The village children sing outside Fecunda's window:

Señor Domingo is hardly dead.
Fecunda takes Miguel to bed.

Fecunda's gray breakfast smoke soots my windowsill. Her house still hogs the sunrise. Through the closed shutters I watch Miguel step out onto the top step of Fecunda's house, yawning and stretching as though he owned it.

Fecunda's life has changed so little. One morning her tent dresses hang in the closet next to Domingo's cotton shirts, the next day it is my husband's coarse pants that are draped in the dark beside her shapeless wardrobe. With Domingo gone, I am more widowed than Fecunda.

"Tortugina?" Gabito rises from the sink, glorious in his pressed naval jacket, bright red cummerbund, tight white pants, and boots he has polished to a wet shine. He wears the silly captain's hat that sits on his head like a giant snail.

"What are you dressed up for?" I say.
Gabito adjusts his blue jacket and white tights.
"I have decided to tell José," says Gabito. "Should I appear to him all at once or gradually?"
I am tired of tragic men.

"Do it this time, Gabito," I say. "He has lost one father. What could be better for José than to know he has another father who loves him?"
Gabito clicks his black leather heels together, smooths his hair, and stands up straight. He was never this nervous on the cliffs. Now that Gabito is finally ready, his nerves spread to me. This could end so badly.

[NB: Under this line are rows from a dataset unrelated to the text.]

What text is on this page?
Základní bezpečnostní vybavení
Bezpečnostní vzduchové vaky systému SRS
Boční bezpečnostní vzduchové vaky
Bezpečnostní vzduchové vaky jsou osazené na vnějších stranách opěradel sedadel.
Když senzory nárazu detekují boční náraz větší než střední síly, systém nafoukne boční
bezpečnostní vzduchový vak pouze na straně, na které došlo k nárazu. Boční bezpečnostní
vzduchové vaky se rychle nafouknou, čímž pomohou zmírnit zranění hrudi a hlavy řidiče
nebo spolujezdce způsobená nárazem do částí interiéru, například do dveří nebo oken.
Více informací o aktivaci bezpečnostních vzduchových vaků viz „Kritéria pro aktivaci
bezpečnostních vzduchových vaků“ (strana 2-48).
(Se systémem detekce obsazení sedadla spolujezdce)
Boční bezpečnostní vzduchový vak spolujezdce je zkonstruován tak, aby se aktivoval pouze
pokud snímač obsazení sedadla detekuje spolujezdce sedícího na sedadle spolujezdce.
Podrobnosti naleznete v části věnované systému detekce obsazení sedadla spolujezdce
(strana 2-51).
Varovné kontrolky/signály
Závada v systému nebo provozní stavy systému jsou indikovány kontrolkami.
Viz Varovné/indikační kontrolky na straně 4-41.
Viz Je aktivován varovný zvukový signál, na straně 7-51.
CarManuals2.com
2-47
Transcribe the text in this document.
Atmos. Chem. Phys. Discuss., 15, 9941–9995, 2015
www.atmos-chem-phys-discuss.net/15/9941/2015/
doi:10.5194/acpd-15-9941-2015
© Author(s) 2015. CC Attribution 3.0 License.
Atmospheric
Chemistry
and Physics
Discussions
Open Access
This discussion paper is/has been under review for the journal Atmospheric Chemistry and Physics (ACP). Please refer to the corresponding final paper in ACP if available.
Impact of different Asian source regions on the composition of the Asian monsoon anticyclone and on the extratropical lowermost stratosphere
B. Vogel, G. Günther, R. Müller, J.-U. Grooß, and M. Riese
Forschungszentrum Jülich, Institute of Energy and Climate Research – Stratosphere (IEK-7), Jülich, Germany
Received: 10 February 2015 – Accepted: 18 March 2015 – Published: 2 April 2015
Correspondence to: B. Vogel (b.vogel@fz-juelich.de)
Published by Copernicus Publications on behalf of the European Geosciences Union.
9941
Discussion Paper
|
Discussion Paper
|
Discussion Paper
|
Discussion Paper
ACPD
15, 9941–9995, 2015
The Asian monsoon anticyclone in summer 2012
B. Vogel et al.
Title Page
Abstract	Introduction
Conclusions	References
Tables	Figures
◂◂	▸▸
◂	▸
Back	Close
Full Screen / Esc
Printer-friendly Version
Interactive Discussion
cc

"He will not talk to me, Gabito," I say. "This is his first day as a declared bastard, and that is very different from yesterday."
"Take my hand, Tortugina," says Gabito.
I feel the coolness of his damp skin. So much hope in his eyes, it may blind him to good sense.
"Be very gentle with how you do this, Gabito," I say.
I lead the way to José's door. There is no answer to my knock.
"José, I am coming in."

His door is the only one in the house that opens without a creak. José is still dressed in his funeral suit and sits on ink-stained sheets. Wads of paper litter the floor. He writes with the same intense gaze he has when he carves, his tongue making his mouth into a Q.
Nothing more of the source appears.